Un día sin carro tiene sentido cuando existe una alternativa que absorbe la demanda. Bogotá lo hace con un sistema que, con todos sus problemas, mueve millones de pasajeros al día. La jornada es un empujón para que la gente pruebe lo que ya funciona.

En Bucaramanga la ecuación es otra. Se saca de circulación cerca de un millón de vehículos —incluidas las 638.514 motos— y se le entrega esa demanda a un sistema que mueve 27.096 personas al día. Ni el masivo ni el convencional tienen la flota para recibirla. Lo dijo la propia Junta Metropolitana hace un año, y no fue una opinión: fue el motivo de una suspensión aprobada por mayoría.

Lo que produce entonces no es movilidad sostenible. Es una jornada de filas, de gente que no llega a trabajar, de taxis a tarifa de escasez, y de un mensaje implícito peligroso: que el transporte público no sirve ni siquiera el día que se le da todo el mercado.

Y hay un detalle que dice mucho sobre la planeación: a dieciséis días de la jornada, todavía no hay decreto con horarios, excepciones ni controles. Se sabe que es obligatoria. No se sabe cómo.

Lo que sí serviría

No escribo esto para pedir que se cancele. Escribo para pedir que se haga en orden.

Primero la flota, después la jornada. La condición que la Junta puso en 2025 sigue sin cumplirse. Un día sin carro con el sistema en las mismas condiciones que motivaron la suspensión no es una política: es una contradicción con acta.

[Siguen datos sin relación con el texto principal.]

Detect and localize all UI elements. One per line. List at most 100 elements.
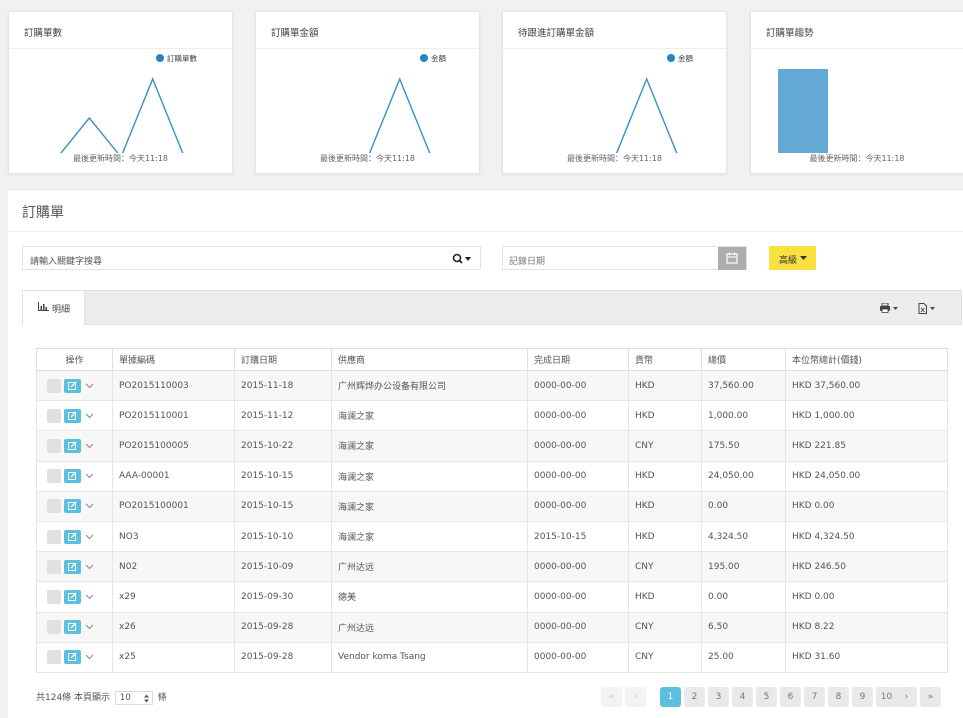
row-checkbox[interactable] (47, 529, 61, 544)
record-count: 共124條 本頁顯示 10 條 (36, 690, 167, 705)
column-header[interactable]: 總價 (701, 348, 786, 371)
last-page-button[interactable]: » (920, 687, 941, 707)
tab-detail[interactable]: 明細 (22, 290, 85, 325)
table-row[interactable]: x25 2015-09-28 Vendor koma Tsang 0000-00-00… (36, 641, 948, 673)
page-button[interactable]: 7 (804, 687, 825, 707)
legend-label: 訂購單數 (167, 53, 197, 63)
chevron-down-icon[interactable] (85, 413, 94, 419)
last-updated: 最後更新時間：今天11:18 (319, 154, 416, 163)
chevron-down-icon[interactable] (85, 594, 94, 600)
prev-page-button[interactable]: ‹ (625, 687, 646, 707)
page-button[interactable]: 2 (684, 687, 705, 707)
chevron-down-icon[interactable] (85, 443, 94, 449)
chevron-down-icon[interactable] (85, 503, 94, 509)
table-row[interactable]: PO2015100001 2015-10-15 海澜之家 0000-00-00 HKD 0… (36, 490, 948, 522)
print-button[interactable] (880, 302, 900, 316)
table-cell: HKD 4,324.50 (785, 520, 948, 553)
row-checkbox[interactable] (47, 469, 61, 484)
table-row[interactable]: PO2015110001 2015-11-12 海澜之家 0000-00-00 HKD 1… (36, 400, 948, 432)
column-header[interactable]: 完成日期 (527, 348, 629, 371)
table-row[interactable]: NO3 2015-10-10 海澜之家 2015-10-15 HKD 4,324.50 HK… (36, 520, 948, 553)
order-count-chart: 訂購單數 (60, 53, 197, 153)
edit-button[interactable] (64, 529, 81, 544)
edit-button[interactable] (64, 559, 81, 574)
first-page-button[interactable]: « (601, 687, 622, 707)
table-row[interactable]: x29 2015-09-30 德美 0000-00-00 HKD 0.00 HKD 0.00 (36, 581, 948, 613)
caret-down-icon (800, 256, 807, 260)
chevron-down-icon[interactable] (85, 654, 94, 660)
row-checkbox[interactable] (47, 620, 61, 635)
chevron-down-icon[interactable] (85, 624, 94, 630)
row-checkbox[interactable] (47, 559, 61, 574)
row-checkbox[interactable] (47, 499, 61, 514)
column-header[interactable]: 貨幣 (628, 348, 702, 371)
chevron-down-icon[interactable] (85, 473, 94, 479)
row-actions (36, 611, 113, 643)
row-checkbox[interactable] (47, 650, 61, 665)
page-button[interactable]: 4 (732, 687, 753, 707)
row-actions (36, 369, 113, 402)
row-actions (36, 520, 113, 553)
edit-icon (68, 592, 77, 601)
edit-button[interactable] (64, 408, 81, 423)
row-checkbox[interactable] (47, 408, 61, 423)
export-button[interactable] (918, 303, 938, 317)
row-checkbox[interactable] (47, 589, 61, 604)
edit-button[interactable] (64, 620, 81, 635)
page-button[interactable]: 5 (756, 687, 777, 707)
chevron-down-icon[interactable] (85, 564, 94, 570)
page-button[interactable]: 6 (780, 687, 801, 707)
next-page-button[interactable]: › (896, 687, 917, 707)
legend-label: 金額 (431, 53, 446, 63)
record-date-input[interactable]: 記錄日期 (502, 246, 747, 270)
chevron-down-icon[interactable] (85, 383, 94, 389)
kpi-card-pending-amount: 待跟進訂購單金額 金額 最後更新時間：今天11:18 (502, 11, 727, 174)
column-header[interactable]: 本位幣總計(價錢) (785, 348, 948, 371)
edit-button[interactable] (64, 438, 81, 453)
table-cell: x26 (112, 611, 235, 643)
search-button[interactable] (452, 252, 474, 266)
table-row[interactable]: N02 2015-10-09 广州达远 0000-00-00 CNY 195.00 HKD … (36, 551, 948, 583)
advanced-button[interactable]: 高級 (769, 246, 816, 270)
page-size-select[interactable]: 10 (114, 690, 153, 705)
chevron-down-icon[interactable] (85, 534, 94, 540)
page-button[interactable]: 1 (660, 687, 681, 707)
table-row[interactable]: x26 2015-09-28 广州达远 0000-00-00 CNY 6.50 HKD 8.… (36, 611, 948, 643)
table-row[interactable]: AAA-00001 2015-10-15 海澜之家 0000-00-00 HKD 24,0… (36, 460, 948, 492)
table-row[interactable]: PO2015100005 2015-10-22 海澜之家 0000-00-00 CNY 1… (36, 430, 948, 462)
table-cell: 37,560.00 (701, 369, 786, 402)
calendar-button[interactable] (718, 247, 746, 270)
edit-icon (68, 501, 77, 511)
table-cell: 2015-10-10 (234, 520, 332, 553)
table-cell: PO2015110003 (112, 369, 235, 402)
page-button[interactable]: 8 (828, 687, 849, 707)
edit-button[interactable] (64, 378, 81, 393)
table-row[interactable]: PO2015110003 2015-11-18 广州辉烨办公设备有限公司 0000-0… (36, 369, 948, 402)
page-button[interactable]: 10 (876, 687, 897, 707)
edit-icon (68, 381, 77, 390)
edit-button[interactable] (64, 469, 81, 484)
table-cell: CNY (628, 641, 702, 673)
edit-button[interactable] (64, 499, 81, 514)
search-input[interactable]: 請輸入關鍵字搜尋 (22, 246, 481, 270)
edit-button[interactable] (64, 589, 81, 604)
edit-button[interactable] (64, 650, 81, 665)
page-button[interactable]: 9 (852, 687, 873, 707)
row-checkbox[interactable] (47, 378, 61, 393)
order-trend-chart (778, 69, 828, 153)
date-placeholder: 記錄日期 (509, 257, 546, 267)
page-button[interactable]: 3 (708, 687, 729, 707)
order-amount-chart: 金額 (368, 53, 446, 153)
row-checkbox[interactable] (47, 438, 61, 453)
search-placeholder: 請輸入關鍵字搜尋 (30, 257, 103, 267)
series-line (60, 77, 184, 153)
table-cell: 2015-10-15 (234, 490, 332, 522)
card-title: 訂購單趨勢 (766, 28, 814, 39)
table-cell: NO3 (112, 520, 235, 553)
table-cell: HKD 24,050.00 (785, 460, 948, 492)
column-header[interactable]: 供應商 (331, 348, 528, 371)
column-header[interactable]: 訂購日期 (234, 348, 332, 371)
table-cell: 6.50 (701, 611, 786, 643)
column-header[interactable]: 單據編碼 (112, 348, 235, 371)
legend-swatch (667, 54, 675, 62)
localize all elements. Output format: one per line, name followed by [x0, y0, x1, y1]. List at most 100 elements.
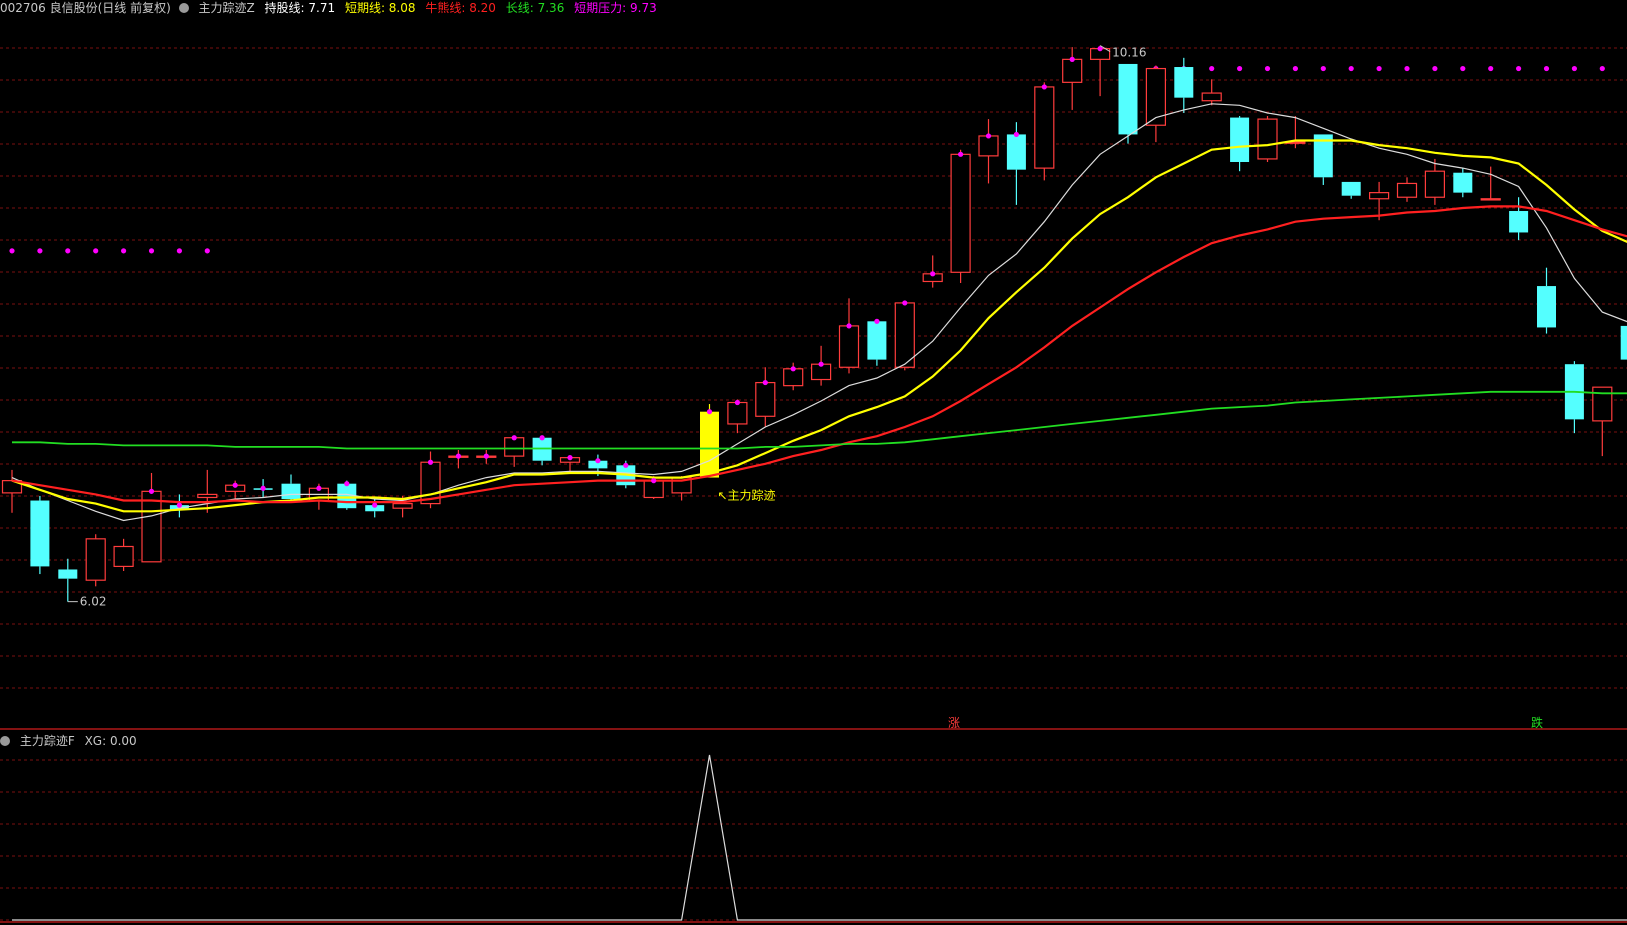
pressure-dot: [483, 453, 489, 459]
candle-body: [85, 538, 106, 581]
bull-line-value: 牛熊线: 8.20: [425, 1, 496, 15]
pressure-dot: [1237, 65, 1243, 72]
pressure-dot: [985, 133, 992, 139]
pressure-dot: [316, 485, 322, 491]
candle-body: [1257, 118, 1278, 160]
pressure-dot: [176, 248, 182, 254]
pressure-dot: [1599, 65, 1605, 72]
candle-body: [867, 321, 887, 360]
candle-body: [1341, 181, 1361, 196]
candle-body: [1537, 286, 1556, 328]
pressure-dot: [1432, 65, 1438, 72]
candle-body: [1480, 198, 1501, 201]
indicator-name: 主力踪迹Z: [198, 1, 255, 15]
pressure-dot: [539, 435, 545, 441]
candle-body: [700, 411, 719, 478]
pressure-dot: [176, 502, 182, 508]
candle-body: [392, 503, 413, 509]
candle-body: [1062, 58, 1083, 83]
hold-line: [11, 103, 1627, 522]
pressure-dot: [148, 488, 155, 494]
pressure-dot: [874, 318, 880, 324]
pressure-dot: [372, 502, 378, 508]
candle-body: [1145, 67, 1167, 126]
candle-body: [1118, 63, 1138, 135]
candle-body: [727, 401, 748, 425]
candle-body: [838, 325, 860, 368]
candle-body: [113, 545, 134, 568]
candle-body: [58, 569, 78, 579]
pressure-dot: [790, 366, 796, 372]
candle-body: [1034, 86, 1055, 169]
pressure-dot: [455, 453, 461, 459]
pressure-dot: [65, 248, 71, 254]
candle-body: [1509, 211, 1529, 233]
pressure-dot: [706, 409, 713, 415]
pressure-dot: [734, 399, 741, 406]
gear-icon[interactable]: [178, 3, 189, 13]
hold-line-value: 持股线: 7.71: [264, 1, 336, 15]
candle-body: [197, 493, 218, 499]
pressure-dot: [1516, 65, 1522, 72]
pressure-dot: [1348, 65, 1354, 72]
pressure-dot: [344, 481, 350, 487]
pressure-dot: [1069, 56, 1075, 62]
pressure-dot: [427, 459, 434, 465]
pressure-dot: [1292, 65, 1298, 72]
stock-title: 002706 良信股份(日线 前复权): [0, 1, 171, 15]
fall-mark: 跌: [1531, 715, 1543, 730]
pressure-dot: [1320, 65, 1326, 72]
pressure-dot: [651, 478, 657, 484]
candle-body: [894, 302, 915, 368]
candle-body: [1396, 182, 1418, 198]
pressure-dot: [232, 482, 238, 488]
pressure-dot: [1013, 131, 1020, 138]
pressure-dot: [93, 248, 99, 254]
xg-value: XG: 0.00: [84, 734, 137, 748]
candle-body: [1201, 92, 1222, 102]
candle-body: [755, 381, 776, 417]
candle-body: [978, 135, 999, 157]
high-label: 10.16: [1112, 46, 1146, 60]
signal-label: ↖主力踪迹: [718, 489, 776, 503]
pressure-dot: [1488, 65, 1494, 72]
pressure-value: 短期压力: 9.73: [574, 1, 657, 15]
candle-body: [1620, 325, 1627, 360]
candle-body: [1230, 117, 1250, 162]
pressure-dot: [121, 248, 127, 254]
pressure-dot: [204, 248, 210, 254]
pressure-dot: [846, 323, 852, 329]
candle-body: [950, 153, 971, 273]
pressure-dot: [1209, 65, 1215, 72]
candle-body: [1453, 172, 1473, 193]
sub-header: 主力踪迹F XG: 0.00: [0, 733, 143, 749]
pressure-dot: [1460, 65, 1466, 72]
candle-body: [1368, 192, 1390, 200]
short-line-value: 短期线: 8.08: [344, 1, 416, 15]
candle-body: [281, 483, 301, 500]
pressure-dot: [902, 300, 908, 306]
candle-body: [1006, 134, 1026, 170]
pressure-dot: [818, 361, 824, 367]
sub-indicator-name: 主力踪迹F: [19, 734, 75, 748]
pressure-dot: [762, 379, 768, 386]
candle-body: [1424, 170, 1446, 198]
chart-canvas: 10.16 6.02 ↖主力踪迹涨 跌: [0, 45, 1627, 923]
pressure-dot: [148, 248, 155, 254]
low-label: 6.02: [80, 595, 107, 609]
pressure-dot: [595, 458, 601, 464]
main-header: 002706 良信股份(日线 前复权) 主力踪迹Z 持股线: 7.71 短期线:…: [0, 0, 663, 16]
pressure-dot: [567, 455, 573, 461]
pressure-dot: [37, 248, 43, 254]
candle-body: [1174, 67, 1194, 98]
pressure-dot: [1404, 65, 1410, 72]
rise-mark: 涨: [948, 715, 960, 730]
pressure-dot: [511, 435, 517, 441]
long-line-value: 长线: 7.36: [505, 1, 565, 15]
pressure-dot: [1543, 65, 1550, 72]
pressure-dot: [930, 271, 936, 277]
gear-icon[interactable]: [0, 736, 10, 746]
pressure-dot: [9, 248, 15, 254]
pressure-dot: [958, 151, 964, 157]
candle-body: [504, 437, 525, 457]
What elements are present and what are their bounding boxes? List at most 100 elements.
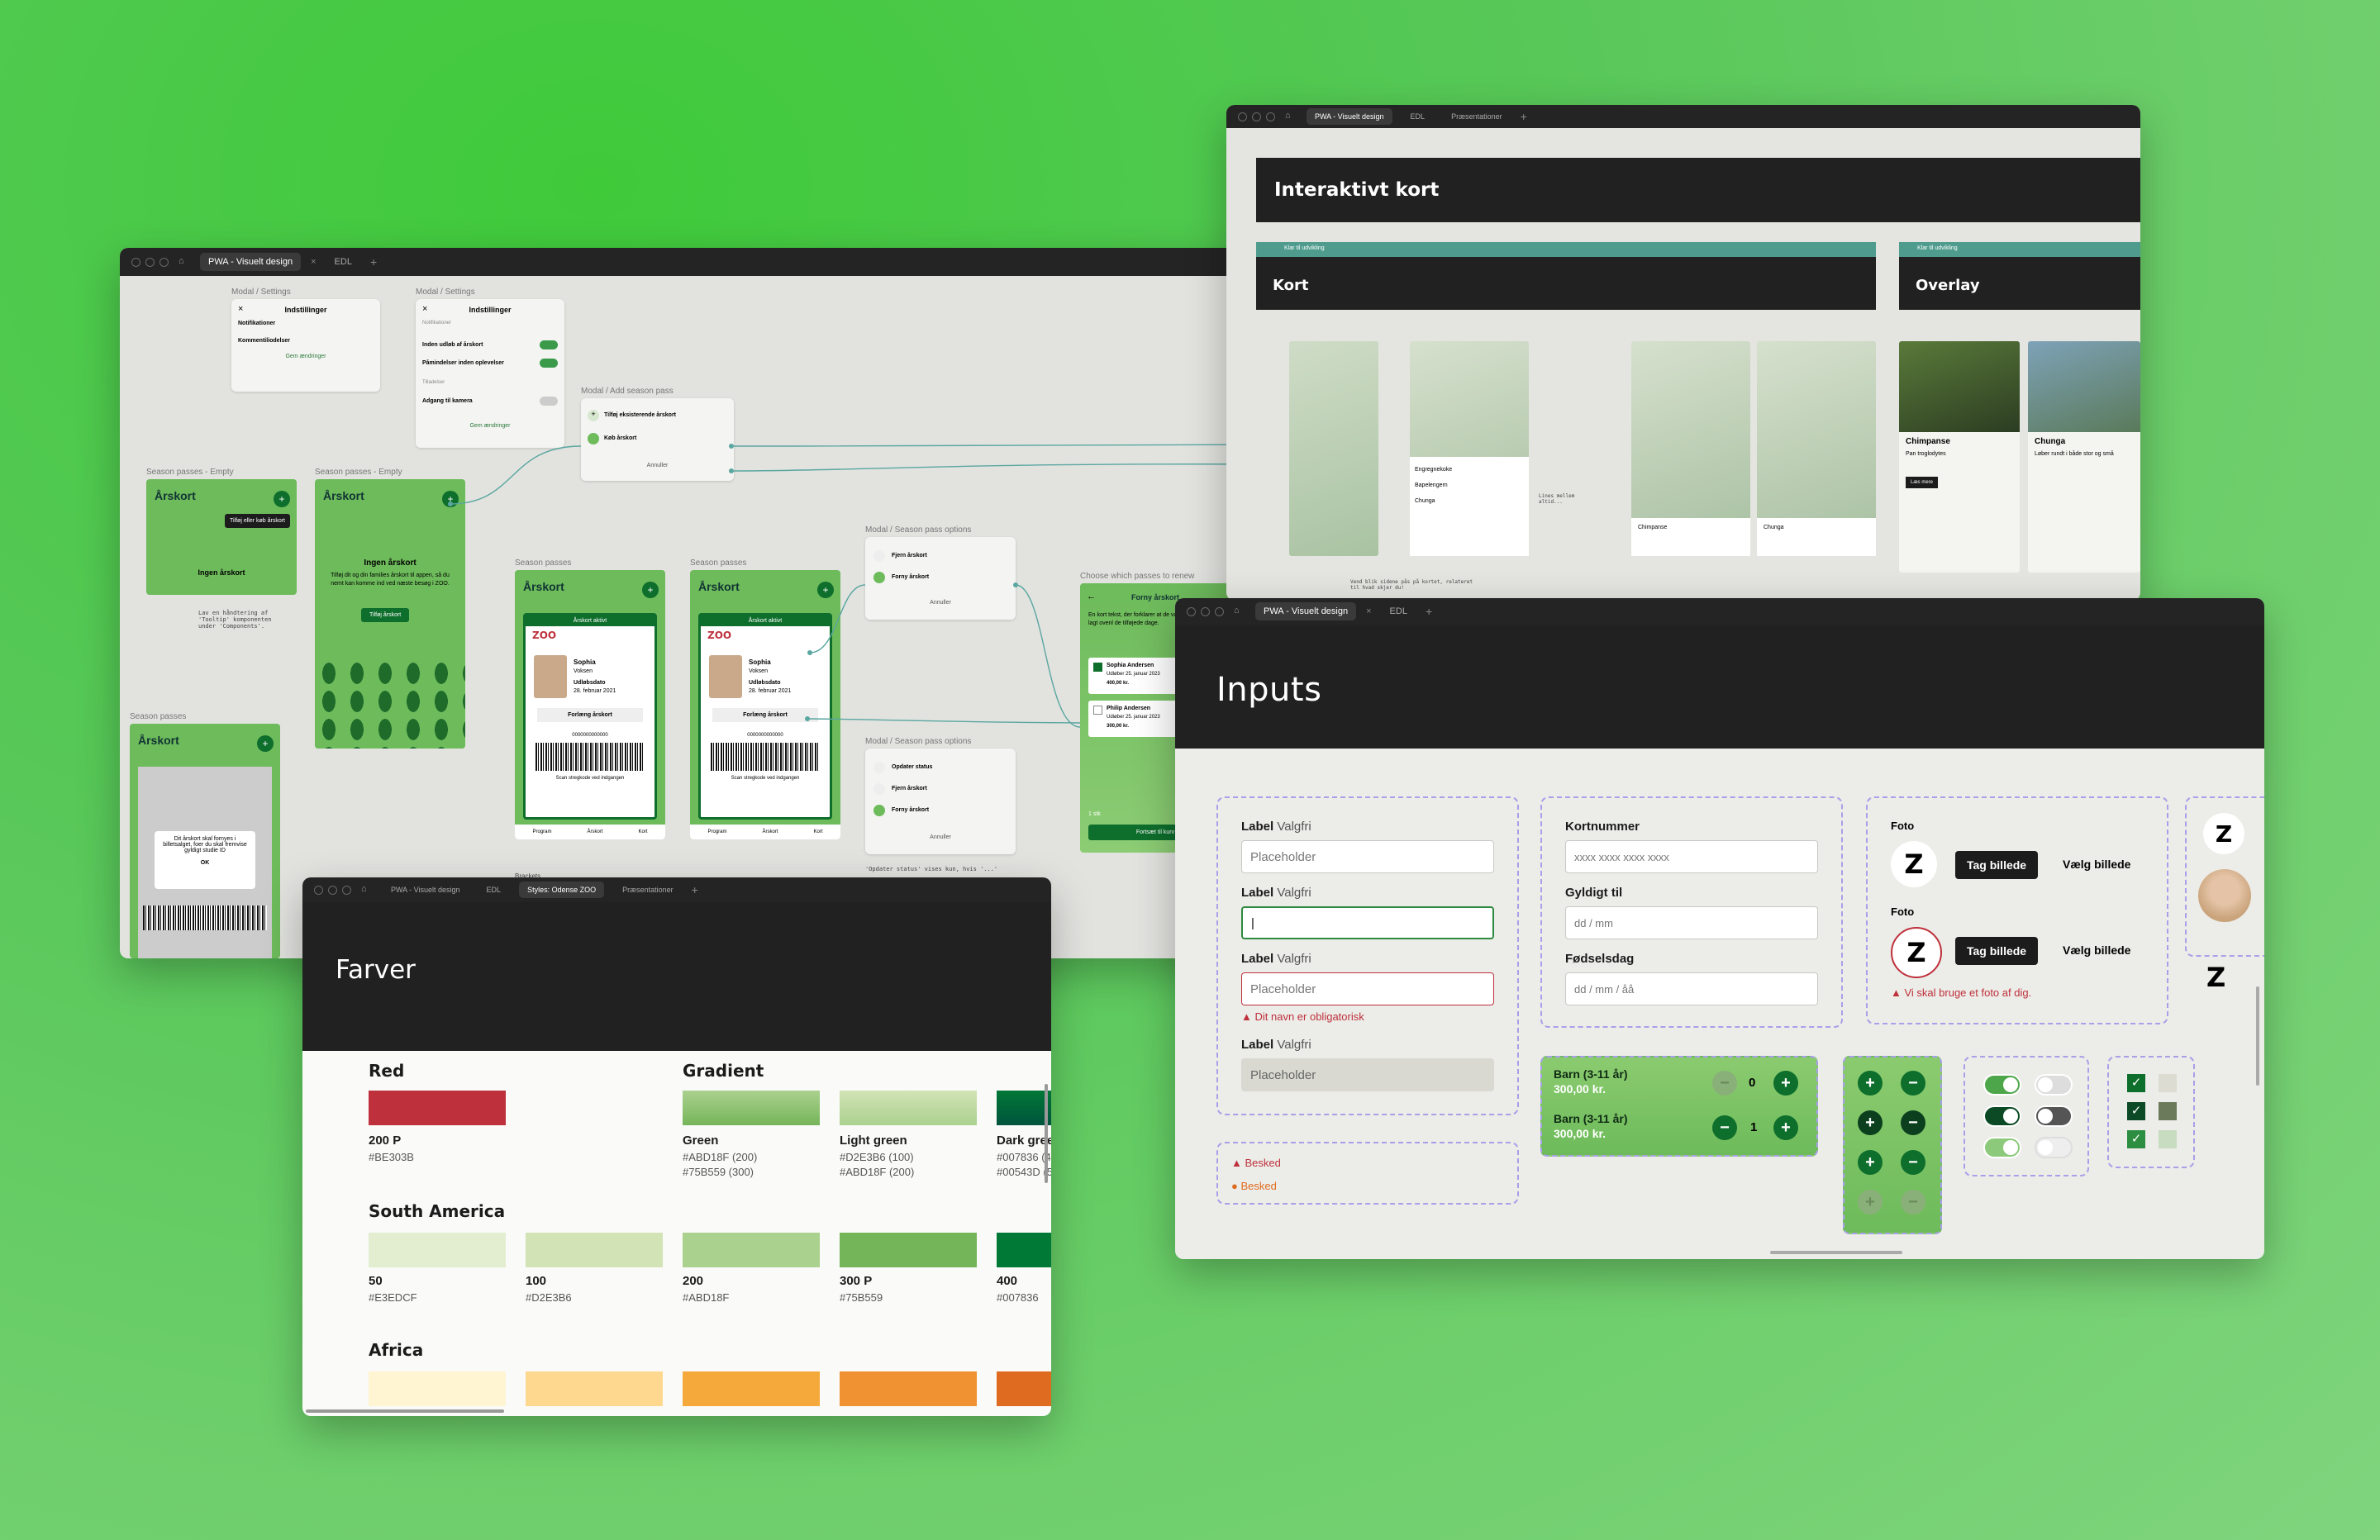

Medir lo que pasa ese día. Cuántos pasajeros movió Metrolínea, cuánto subió la demanda del convencional, cuánto tardó la gente en llegar. Si la jornada se hace, que al menos deje datos. Hoy no hay una sola cifra pública de lo que ocurrió en las ediciones anteriores.

Decir la verdad sobre el pasaje. Mientras un mes de bus cueste lo que cuesta, la moto va a seguir ganando. Ninguna jornada de un día cambia esa aritmética.

Yo voy a ir en transporte público el 30 de septiembre, como todos los que no tengan alternativa. Y voy a contar cuánto me demoré. Espero que la Junta Metropolitana también cuente.